LEBENSFREUDE-Genderprojekt

Gender – Mein Selbstbild als Frau, Selbstverstehen und Identitätsstärkung

Wir, die 5D haben an einem Genderprojekt der Organisation FEM teilgenommen. Drei Mal sind wir in die Ignaz-Semmelweisklinik gefahren um uns dort dem Thema „Mädchen und Frauenrollen“ zu widmen. „Essstörungen“ gehörte auch zu diesem Programm, wurde jedoch nie behandelt. Wir waren relativ enttäuscht und unzufrieden.

1.Tag, Montag 4. April
Zu Beginn mussten wir uns drei Gegenstände aus einem Sammelsurium von kleinen Spielsachen aussuchen. Sie mussten unser jetziges Gefühl, das Thema und die Tatsache, dass wir uns drei Mal treffen, beschreiben.
Dann haben wir zuerst mit unserem Nachbarn gesprochen und es dann in der großen Runde erzählt.
Danach haben wir Themen gesammelt, die wir in unserem Projekt behandeln wollten. Bei dieser Auswahl kamen die Themen Schönheitsideal und Berufsorientierung heraus. Das Thema Schönheitsideal hatte mit Abstand die meisten Stimmen. Also bestand der letzte Teil der Stunde daraus, ein Bild von unserer Vorstellung eines Schönheitsideales zu zeichnen, welches wir dann wieder besprochen haben.
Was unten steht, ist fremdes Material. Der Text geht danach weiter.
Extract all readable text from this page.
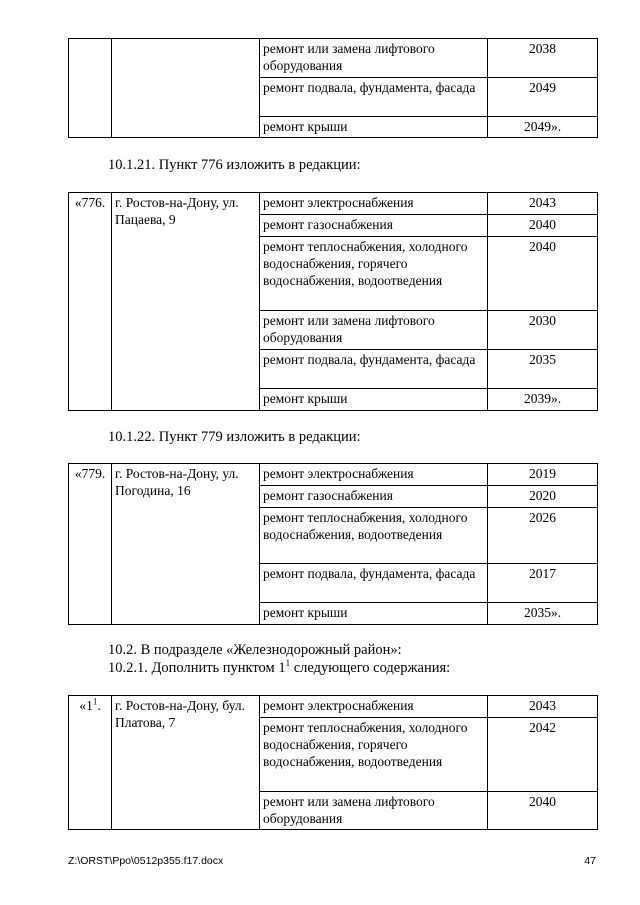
		ремонт или замена лифтового оборудования	2038
		ремонт подвала, фундамента, фасада	2049
		ремонт крыши	2049».
10.1.21. Пункт 776 изложить в редакции:
«776.	г. Ростов-на-Дону, ул. Пацаева, 9	ремонт электроснабжения	2043
		ремонт газоснабжения	2040
		ремонт теплоснабжения, холодного водоснабжения, горячего водоснабжения, водоотведения	2040
		ремонт или замена лифтового оборудования	2030
		ремонт подвала, фундамента, фасада	2035
		ремонт крыши	2039».
10.1.22. Пункт 779 изложить в редакции:
«779.	г. Ростов-на-Дону, ул. Погодина, 16	ремонт электроснабжения	2019
		ремонт газоснабжения	2020
		ремонт теплоснабжения, холодного водоснабжения, водоотведения	2026
		ремонт подвала, фундамента, фасада	2017
		ремонт крыши	2035».
10.2. В подразделе «Железнодорожный район»:
10.2.1. Дополнить пунктом $1^1$ следующего содержания:
«$1^1$.	г. Ростов-на-Дону, бул. Платова, 7	ремонт электроснабжения	2043
		ремонт теплоснабжения, холодного водоснабжения, горячего водоснабжения, водоотведения	2042
		ремонт или замена лифтового оборудования	2040
Z:\ORST\Ppo\0512p355.f17.docx	47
2. Tag, Dienstag 12. April
Anfangs haben wir den letzten Projekttag besprochen und anschließend Postkarten ausgewählt, die unsere Gefühle dazu beschreiben.
Als nächstes hatten wir wieder mal eine Diskussion über Schönheitsideale und über die Zufriedenheit oder Unzufriedenheit mit dem eigenen Körper.
Dann kam mit Abstand der beste Teil des Projekts, wir unternahmen unsere Traumreise, wie ihr sie vielleicht selber am Lebensfreudeprojekttag erleben konntet.
Es war ein bisschen problematisch, da sich alle 29 Personen auf den Boden des kleinen Raumes quetschen mussten. Aber toll wie sie ist, schaffte die 5d das.
Dann begann eine entspannende Traumreise an einen Ort, den wir uns schon immer gewünscht hatten, was wir am Schluss wieder mit der beliebten Postkartenauswahl der Gruppe vorstellten.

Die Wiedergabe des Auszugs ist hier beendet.